KEYWORD PROPRIETARY SOFTWARE
Scribe content marketing software by Copyblogger will feed a handful of helpful keywords
Today, you optimize for readers first and search engines second. In plain English that means focus on your content. Here’s a great infographic that makes it abundantly clear what to do and what not to do. We’ve talked a lot about content on Clairification. Good content is king. Always has been. Still is. All the changes Google has made over the past year with Panda and Penguin have simplified SEO and made content the core of your search strategy as well (if you want more of this story, read this). If you know what your readers want you to give them, and you deliver it, then they’re probably going to find you. Still, it doesn’t hurt to give your content a little boost and a push out the door.
Those who are thoughtful give their best work a strategic shove. This requires being consistent and methodical every time you post something to assure it is optimized to get traffic. This means sharing on the major social platforms used by your constituents, whether you do it manually or by using sharing tools like Buffer, Hootsuite, Tweetdeck and the like. And it means thinking just a teensy bit about the keywords that you guess will help more folks find you. A lot of your guessing can be informed simply by listening, as we discussed above. Other things you can do on a regular basis (calendar this in your blog content/engagement/promotion plan):
- Put key words in your titles
- Put key words in your social profiles
- Put key words in your ‘shares’ of posts to your social channels
- Put key words in your posts
- If you have software (like Google Analytics) on your blog, check to see which keywords are driving the most traffic
A lot of search results today depend on which social channels happen to work best for you. You don’t know until you try. For me it’s Linkedin, so I’ll pay more attention to keywords I post in links and discussions there.
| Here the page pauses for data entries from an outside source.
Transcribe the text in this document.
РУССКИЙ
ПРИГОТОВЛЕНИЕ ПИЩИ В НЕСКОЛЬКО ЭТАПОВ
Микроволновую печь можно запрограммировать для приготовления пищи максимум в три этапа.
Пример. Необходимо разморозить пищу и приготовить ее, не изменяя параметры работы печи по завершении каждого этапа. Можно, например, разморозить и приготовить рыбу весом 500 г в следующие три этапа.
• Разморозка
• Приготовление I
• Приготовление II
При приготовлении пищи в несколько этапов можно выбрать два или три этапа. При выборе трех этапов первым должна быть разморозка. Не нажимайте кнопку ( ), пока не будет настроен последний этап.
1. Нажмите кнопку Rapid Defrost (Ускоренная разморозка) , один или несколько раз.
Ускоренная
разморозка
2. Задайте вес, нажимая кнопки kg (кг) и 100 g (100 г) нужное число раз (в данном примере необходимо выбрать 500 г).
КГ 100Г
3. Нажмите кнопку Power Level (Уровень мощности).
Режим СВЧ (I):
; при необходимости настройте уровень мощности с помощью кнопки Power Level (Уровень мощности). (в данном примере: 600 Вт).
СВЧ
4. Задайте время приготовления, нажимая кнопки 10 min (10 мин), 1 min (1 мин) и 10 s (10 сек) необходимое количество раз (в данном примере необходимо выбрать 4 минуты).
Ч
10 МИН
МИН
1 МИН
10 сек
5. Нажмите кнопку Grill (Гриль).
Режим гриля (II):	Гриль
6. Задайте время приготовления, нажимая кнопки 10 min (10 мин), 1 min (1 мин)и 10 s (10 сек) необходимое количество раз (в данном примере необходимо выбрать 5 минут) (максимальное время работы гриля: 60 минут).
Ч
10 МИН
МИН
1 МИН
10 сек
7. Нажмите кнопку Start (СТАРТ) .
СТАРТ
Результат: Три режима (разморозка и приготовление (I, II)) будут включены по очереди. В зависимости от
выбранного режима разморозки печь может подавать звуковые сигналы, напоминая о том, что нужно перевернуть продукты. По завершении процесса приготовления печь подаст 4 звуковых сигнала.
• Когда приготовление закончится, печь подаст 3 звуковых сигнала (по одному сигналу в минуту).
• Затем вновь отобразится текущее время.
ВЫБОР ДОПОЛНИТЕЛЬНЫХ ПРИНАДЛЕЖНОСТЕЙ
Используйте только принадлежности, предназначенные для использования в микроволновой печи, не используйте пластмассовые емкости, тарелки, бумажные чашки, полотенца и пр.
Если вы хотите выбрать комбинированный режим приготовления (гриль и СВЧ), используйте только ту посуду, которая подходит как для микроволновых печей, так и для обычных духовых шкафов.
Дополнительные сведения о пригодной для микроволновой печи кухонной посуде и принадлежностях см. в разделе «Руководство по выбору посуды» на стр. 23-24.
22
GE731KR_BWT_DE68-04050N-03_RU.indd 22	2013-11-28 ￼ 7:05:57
For many it’s Twitter or FB. I even know a few today who swear by Pinterest (and that may work for you too if you’re a visually oriented organization). Check out Social Media and SEO – Do Search Engines Still Deliver a Punch? Experiment.
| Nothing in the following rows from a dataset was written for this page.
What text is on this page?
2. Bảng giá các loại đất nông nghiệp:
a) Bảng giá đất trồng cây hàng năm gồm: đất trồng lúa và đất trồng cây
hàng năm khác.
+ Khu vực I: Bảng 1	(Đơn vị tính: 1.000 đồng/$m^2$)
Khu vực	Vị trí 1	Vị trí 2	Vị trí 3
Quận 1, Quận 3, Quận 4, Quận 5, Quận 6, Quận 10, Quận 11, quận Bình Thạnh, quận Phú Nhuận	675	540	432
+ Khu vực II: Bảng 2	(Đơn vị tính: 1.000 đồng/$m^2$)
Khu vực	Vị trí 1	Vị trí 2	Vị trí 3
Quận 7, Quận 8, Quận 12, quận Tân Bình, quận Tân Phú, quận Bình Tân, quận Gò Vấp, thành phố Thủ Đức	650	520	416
Again, don’t obsess about keywords. Just don’t be unconscious. We’re talking about optimization here. How to give your posts a push and yourself an edge. I know I may sound like a broken record, but nothing is going to trump content. Consistent, fresh, compelling wow content. Don’t trust me. Trust the SEO experts. They all advise the same thing. Focus first on your what your audience wants.
Use common sense. Here’s one of my favorite tips from the aforementioned experts:
My best SEO tip is the obvious one: Create compelling content, presented in a lively and entertaining way.Once you’ve done that, boil down your post into one to three words that describe what it’s about, and then use that exact word or phrase in the headline, the URL, the first paragraph and elsewhere in the text. Try to use restraint, though, or your SEO overkill will become obnoxious. For instance, “SEO tip: How can SEO experts leverage SEO to achieve SEO Nirvana in the SEO space? The answer: powerful SEO!”Charlie White – Senior Editor, Mashable and co-author of Bloggers Boot Camp @Charlie_White.
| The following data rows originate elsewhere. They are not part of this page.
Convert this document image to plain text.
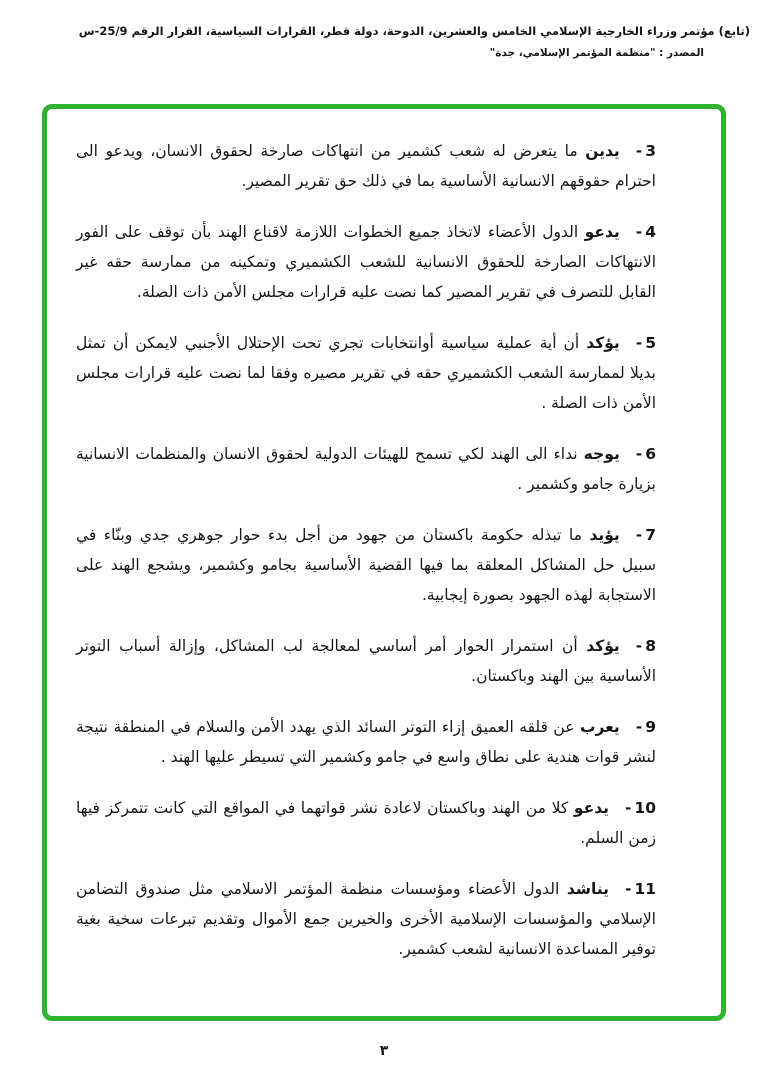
(تابع) مؤتمر وزراء الخارجية الإسلامي الخامس والعشرين، الدوحة، دولة قطر، القرارات السياسية، القرار الرقم 25/9-س
المصدر : "منظمة المؤتمر الإسلامي، جدة"

3-يدين ما يتعرض له شعب كشمير من انتهاكات صارخة لحقوق الانسان، ويدعو الى احترام حقوقهم الانسانية الأساسية بما في ذلك حق تقرير المصير.

4-يدعو الدول الأعضاء لاتخاذ جميع الخطوات اللازمة لاقناع الهند بأن توقف على الفور الانتهاكات الصارخة للحقوق الانسانية للشعب الكشميري وتمكينه من ممارسة حقه غير القابل للتصرف في تقرير المصير كما نصت عليه قرارات مجلس الأمن ذات الصلة.

5-يؤكد أن أية عملية سياسية أوانتخابات تجري تحت الإحتلال الأجنبي لايمكن أن تمثل بديلا لممارسة الشعب الكشميري حقه في تقرير مصيره وفقا لما نصت عليه قرارات مجلس الأمن ذات الصلة .

6-يوجه نداء الى الهند لكي تسمح للهيئات الدولية لحقوق الانسان والمنظمات الانسانية بزيارة جامو وكشمير .

7-يؤيد ما تبذله حكومة باكستان من جهود من أجل بدء حوار جوهري جدي وبنّاء في سبيل حل المشاكل المعلقة بما فيها القضية الأساسية بجامو وكشمير، ويشجع الهند على الاستجابة لهذه الجهود بصورة إيجابية.

8-يؤكد أن استمرار الحوار أمر أساسي لمعالجة لب المشاكل، وإزالة أسباب التوتر الأساسية بين الهند وباكستان.

9-يعرب عن قلقه العميق إزاء التوتر السائد الذي يهدد الأمن والسلام في المنطقة نتيجة لنشر قوات هندية على نطاق واسع في جامو وكشمير التي تسيطر عليها الهند .

10-يدعو كلا من الهند وباكستان لاعادة نشر قواتهما في المواقع التي كانت تتمركز فيها زمن السلم.

11-يناشد الدول الأعضاء ومؤسسات منظمة المؤتمر الاسلامي مثل صندوق التضامن الإسلامي والمؤسسات الإسلامية الأخرى والخيرين جمع الأموال وتقديم تبرعات سخية بغية توفير المساعدة الانسانية لشعب كشمير.

٣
Now you know that search today is not rocket science. If you’re still worried about it, check out The Lazy Bloggers Guide to Effective Blog SEO by my friend Stanford Smith at Pushing Social. It’s quite reassuring when it comes to optimizing search, and not at all daunting. Seriously, if I can do it you can do it. You can probably do it better!
It’s your turn. Are you worrying less about search these days? It really is much simpler than in days past. I wonder… what are your IT folks recommending?